I've also had a problem with seemingly random reboots. Without looking at the logs I've narrowed down the problem to the volume settings. Even in webOS my Touchpad rebooted every once in a while playing flash videos/music at max volume. The same thing seems to occur in CM 9 but with a greater number of music/video formats. The simple solution that I've found is to set the volume to one step below maximum. Since I figured this out my problems have so far disappeared completely. I am currently running the second alpha with the updated Adreno drivers and the 1.4 Supreme Mod pack (setCPU is set at 1.728/interactive). I've tried the Bricked kernel which gave me constant reboots (from the very first Google setup window) but that might be because I screwed up something during the install.Overall I've had a pretty smooth experience with ICS and hopefully my tip regarding the volume is applicable to someone else's problems.


----------



## clamder (Aug 25, 2011)

i've tried turning down the volume, turning the volume all the way down, removing haptic feedback, removing vibration on keyboard, none of those resolved the rebooting. also, there are multiple times where the reboot occurs during the bootanimation. that makes me think that the current voltage table in the kernel may be incompatible with a small number of touchpads, but of course i don't know how to test that...


----------



## siddhantg28 (Mar 18, 2012)

heres how i fixed my problem  iam now running nightly unofficial for tenderloin 1st april 2012 http://techerrata.com/browse/nightly_kangs/tenderloin
i had the same problem of random reboots i tried everything from installing different kernels roms gapps none helped..then i found out that turning off the volume completely worked and also turning off vibrations..but got bored without sound..so i installed the above rom it was quite stable but eventually crashed less often though especially when quitting off apps it always rebooted...what i did to stop this was run fieldrunner HD play it for a few sec then saved and quit went back to menu of the game but instead of quitting the game i pressed my home button so the game was there in the background as a paused process and it worked as long as the game is there in the background it doesnt reboot i can play all the games with full SOUND watch videos!!! 
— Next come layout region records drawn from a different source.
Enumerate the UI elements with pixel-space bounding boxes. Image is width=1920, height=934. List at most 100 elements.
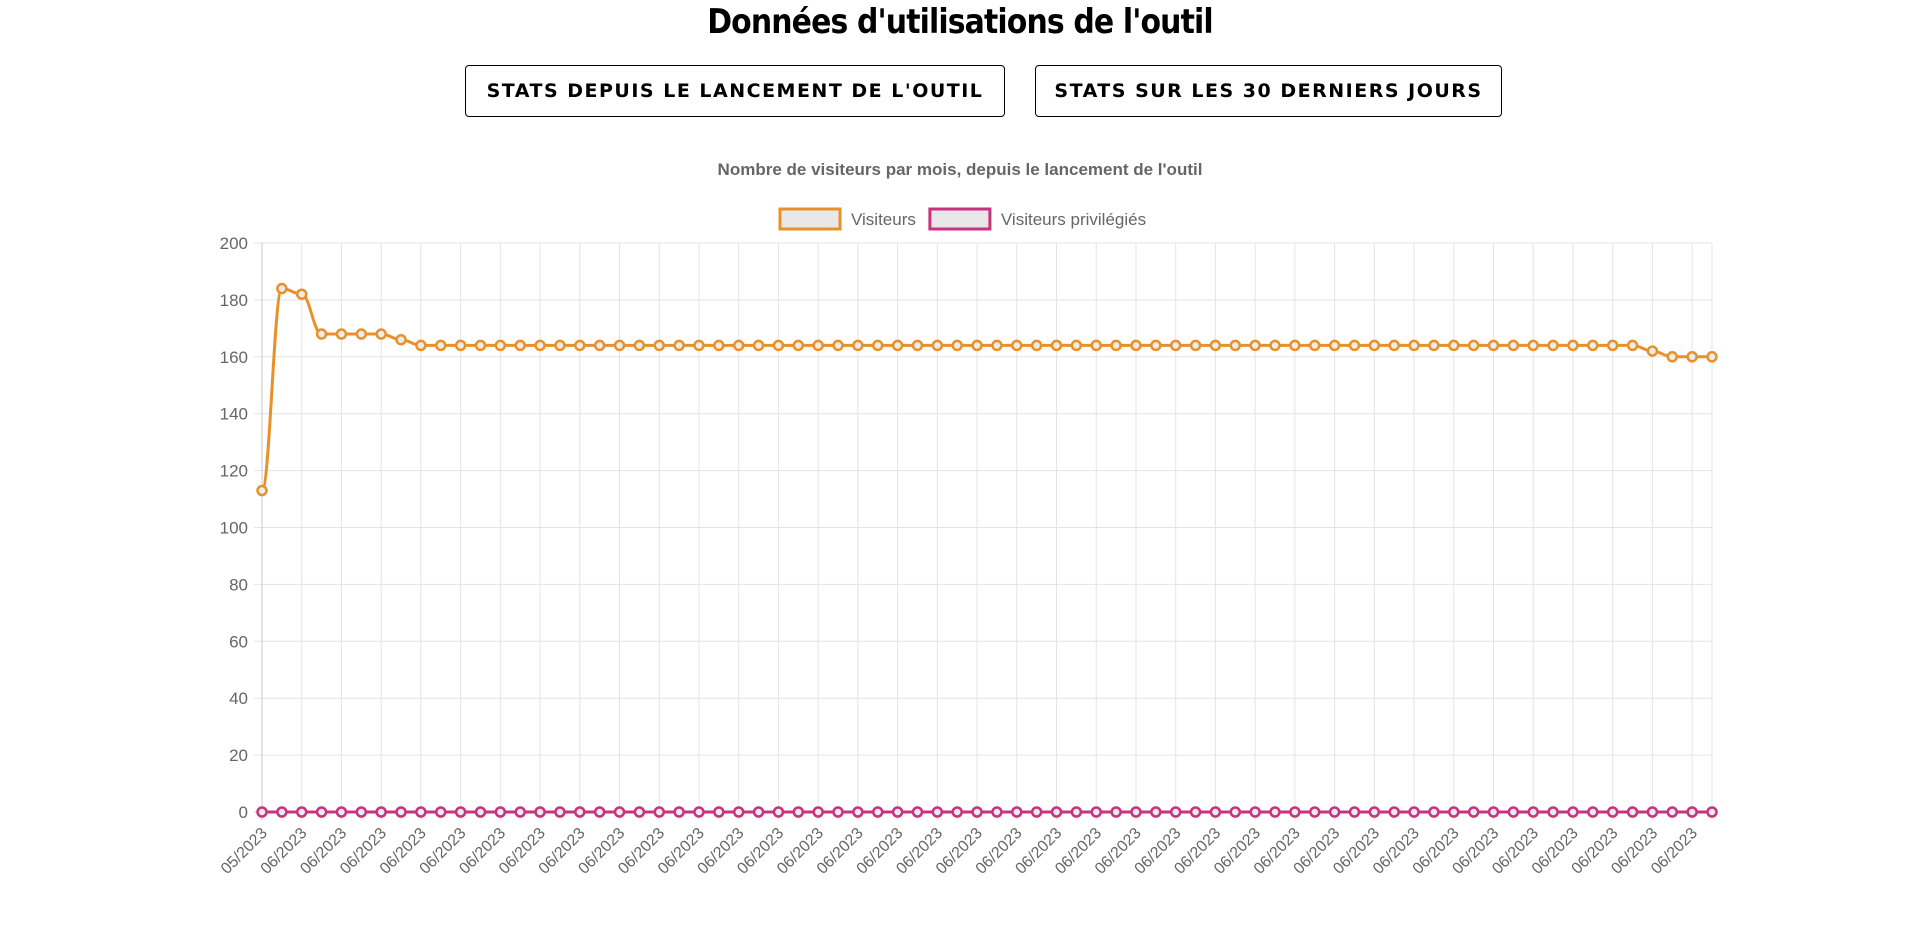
data-point[interactable] <box>1328 339 1341 352</box>
data-point[interactable] <box>1388 806 1400 818</box>
data-point[interactable] <box>554 339 566 352</box>
data-point[interactable] <box>1289 339 1301 352</box>
data-point[interactable] <box>415 339 427 352</box>
data-point[interactable] <box>355 328 368 340</box>
data-point[interactable] <box>593 806 606 818</box>
data-point[interactable] <box>1189 339 1202 352</box>
data-point[interactable] <box>1110 339 1122 352</box>
data-point[interactable] <box>1587 339 1599 352</box>
data-point[interactable] <box>951 339 963 352</box>
data-point[interactable] <box>1567 806 1579 818</box>
data-point[interactable] <box>276 282 288 295</box>
data-point[interactable] <box>375 806 387 818</box>
chart-legend[interactable]: Visiteurs Visiteurs privilégiés <box>778 207 1146 231</box>
data-point[interactable] <box>534 806 546 818</box>
data-point[interactable] <box>1189 806 1202 818</box>
data-point[interactable] <box>534 339 546 352</box>
data-point[interactable] <box>693 339 705 352</box>
data-point[interactable] <box>911 339 924 352</box>
data-point[interactable] <box>1110 806 1122 818</box>
data-point[interactable] <box>1050 806 1063 818</box>
data-point[interactable] <box>1030 339 1043 352</box>
data-point[interactable] <box>574 806 586 818</box>
data-point[interactable] <box>991 806 1003 818</box>
data-point[interactable] <box>1646 345 1659 357</box>
data-point[interactable] <box>1229 339 1242 352</box>
data-point[interactable] <box>792 806 805 818</box>
data-point[interactable] <box>1229 806 1242 818</box>
data-point[interactable] <box>1547 339 1559 352</box>
data-point[interactable] <box>693 806 705 818</box>
data-point[interactable] <box>1130 339 1142 352</box>
data-point[interactable] <box>732 339 745 352</box>
data-point[interactable] <box>1070 339 1083 352</box>
data-point[interactable] <box>772 339 785 352</box>
data-point[interactable] <box>1527 339 1539 352</box>
data-point[interactable] <box>891 806 904 818</box>
data-point[interactable] <box>1348 806 1361 818</box>
data-point[interactable] <box>1050 339 1063 352</box>
data-point[interactable] <box>574 339 586 352</box>
data-point[interactable] <box>891 339 904 352</box>
data-point[interactable] <box>1448 339 1460 352</box>
data-point[interactable] <box>593 339 606 352</box>
data-point[interactable] <box>1249 806 1261 818</box>
data-point[interactable] <box>276 806 288 818</box>
data-point[interactable] <box>295 806 308 818</box>
data-point[interactable] <box>1448 806 1460 818</box>
data-point[interactable] <box>295 288 308 300</box>
data-point[interactable] <box>1289 806 1301 818</box>
data-point[interactable] <box>514 339 526 352</box>
data-point[interactable] <box>713 806 725 818</box>
data-point[interactable] <box>1487 806 1500 818</box>
data-point[interactable] <box>454 806 467 818</box>
legend-label[interactable]: Visiteurs <box>851 210 916 229</box>
data-point[interactable] <box>772 806 785 818</box>
data-point[interactable] <box>1090 806 1102 818</box>
data-point[interactable] <box>1130 806 1142 818</box>
data-point[interactable] <box>911 806 924 818</box>
data-point[interactable] <box>633 339 646 352</box>
data-point[interactable] <box>494 339 507 352</box>
data-point[interactable] <box>1606 339 1619 352</box>
data-point[interactable] <box>1011 339 1023 352</box>
data-point[interactable] <box>355 806 368 818</box>
data-point[interactable] <box>315 806 328 818</box>
data-point[interactable] <box>1428 806 1440 818</box>
data-point[interactable] <box>653 339 666 352</box>
data-point[interactable] <box>1368 806 1381 818</box>
data-point[interactable] <box>1686 806 1698 818</box>
data-point[interactable] <box>1269 806 1281 818</box>
data-point[interactable] <box>1150 339 1162 352</box>
data-point[interactable] <box>1030 806 1043 818</box>
data-point[interactable] <box>315 328 328 340</box>
legend-swatch[interactable] <box>928 207 992 231</box>
data-point[interactable] <box>1686 351 1698 363</box>
data-point[interactable] <box>1467 339 1480 352</box>
data-point[interactable] <box>1090 339 1102 352</box>
data-point[interactable] <box>1070 806 1083 818</box>
data-point[interactable] <box>613 806 626 818</box>
data-point[interactable] <box>1209 339 1222 352</box>
data-point[interactable] <box>1487 339 1500 352</box>
data-point[interactable] <box>1169 806 1182 818</box>
data-point[interactable] <box>752 806 765 818</box>
data-point[interactable] <box>1646 806 1659 818</box>
data-point[interactable] <box>415 806 427 818</box>
data-point[interactable] <box>872 339 884 352</box>
data-point[interactable] <box>931 806 944 818</box>
data-point[interactable] <box>852 806 864 818</box>
data-point[interactable] <box>1507 806 1520 818</box>
data-point[interactable] <box>1706 806 1718 818</box>
data-point[interactable] <box>971 339 983 352</box>
data-point[interactable] <box>454 339 467 352</box>
stats-since-launch-button[interactable]: STATS DEPUIS LE LANCEMENT DE L'OUTIL <box>465 65 1005 117</box>
data-point[interactable] <box>1150 806 1162 818</box>
data-point[interactable] <box>1428 339 1440 352</box>
data-point[interactable] <box>832 339 844 352</box>
data-point[interactable] <box>474 339 487 352</box>
data-point[interactable] <box>872 806 884 818</box>
data-point[interactable] <box>1269 339 1281 352</box>
data-point[interactable] <box>1626 339 1639 352</box>
data-point[interactable] <box>494 806 507 818</box>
iam not sure this will work for every one but it works for me running fieldrunner HD in the background somehow prevents the kernel from panicking which was happening due to sound!!!
lets hope that linux kernel 3.0 fixes this issue when released for cm9!!!


----------



## clamder (Aug 25, 2011)

i finally set up adb so that i can run logcat. i don't see any clear messages before it just reboots on its own... i ran acmeuninstaller... re-downloaded the latest 04/04 official nightly, gapps 3/17, moboot 0.3.5, cwm, and installed it using acmeinstaller2.

i used setcpu to downclock my max cpu to 900mhz, and put the minimum at 400mhz. i'm using the ondemand governor. i was looking around in cputuner right before this last reboot.

i had the volume turned all the way down. i turned off haptic feedback in the os, as well as in the keyboard settings. this was a clean install and i wiped cache/dalvik/fixed permissions right before as well. can someone help?

View attachment logcat.txt


----------



## gdizzle222 (Jan 26, 2012)

clamder said:


> i finally set up adb so that i can run logcat. i don't see any clear messages before it just reboots on its own... i ran acmeuninstaller... re-downloaded the latest 04/04 official nightly, gapps 3/17, moboot 0.3.5, cwm, and installed it using acmeinstaller2.
> 
> i used setcpu to downclock my max cpu to 900mhz, and put the minimum at 400mhz. i'm using the ondemand governor. i was looking around in cputuner right before this last reboot.
> 
> ...


Turning down the volume also didnt work for me. The only thing that worked was deleting the libaudio.so from the system\lib folder in the installation zip file. After deleting that and deleting data/cache/davlik/format system in CWM and installing this modified zip, I was able to have a rom with zero reboots at all. It works wonderfully except for the fact that it has NO SOUND. But this was a better option for me than a completely useless rom. Hopefully someone can figure out what is wrong with the libaudio.so file, or update the kernel so it doesn't crash from it. Cheers


----------